The Pennsylvania Game Commission’s online “Bald Eagle Live Stream” now has its camera perched on the edge of a nest in a tree at Codorus State Park near Hanover, York County.
If you haven’t checked out the “eagle cam,” you should take a look.
The Game Commission’s Bald Eagle Live Stream not only offers a live view of the nest, it also provides time-lapse images of the eagle couple making their home there. And there are lots of links to click to learn about eagles and their history in Pennsylvania.
Among the interesting facts the Game Commission shares on its site:
— Pennsylvania was down to as few as three pairs of nesting bald eagles as recently as 1980 before rebounding to more than 270 pairs in 2013.
— They build the largest nest of any North American bird.
— A pair of bald eagles generally mates for life. (A fact that human lovebirds might particularly appreciate this Valentine’s Day.)
— The wingspan of a bald eagle ranges from five and a half feet to eight feet.

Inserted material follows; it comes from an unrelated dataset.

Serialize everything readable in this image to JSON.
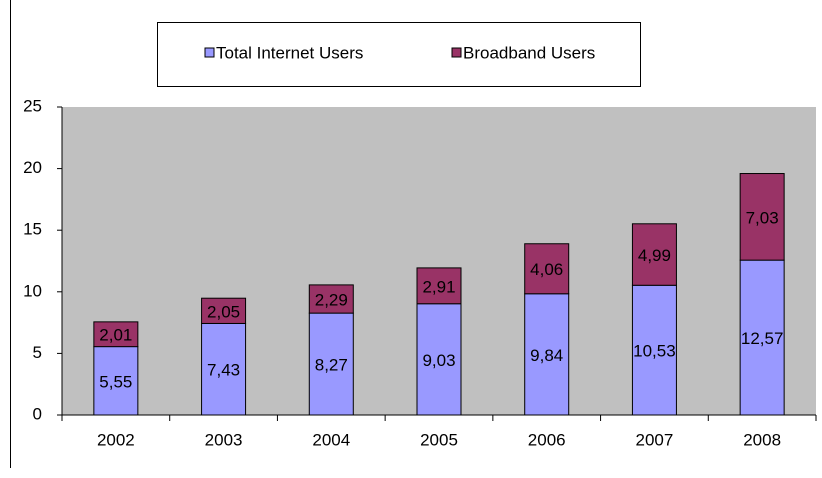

— They weigh between 8 and 12 pounds.
— Female eagles are about 25 percent larger than male eagles.
— Both sexes will sit on the nest and protect the eggs or young, exchanging places while the other forages for food.
This last fact is becoming of greater interest now, as eagle egg-laying season begins in late February and continues through April.
Eagles tend to lay between one to three eggs in a clutch, one egg at a time over three to six days. They incubate in about 35 days and leave the nest about eight to 14 weeks after hatching — which means this will be a site worth watching through the summer.
And young eagles continue to grow and develop under adult care for four to 10 weeks after leaving the nest — usually staying within 1,000 feet of the nest during this period.
There is a reason the state devotes resources to things like the eagle cam. We learn something essential about nature and the environment when we view eagles in their habitat. And, in learning to appreciate them, we can continue to move away from the way eagles were treated from colonization of America through the early 20th century.
“Despite its status as a national symbol,” the Game Commission notes, “the bald eagle has been one of the most persecuted birds in the country ... routinely shot on sight” because it was accused of preying on game and farm animals.
For the same reason, the federal government is paying $1.3 million for a preserve for the threatened bog turtle on a 102-acre damp, grassy field on the edge of Adamstown and East Cocalico Township.
There is something wonderful and enriching about viewing nature in its glory.
If the eagles aren’t enough for you, visit LancasterOnline and check out the flight of thousands of snow geese over Sunnyside quarry in Lancaster.
These birds are good reminders that spring is on its way, and with it will come still more wonders.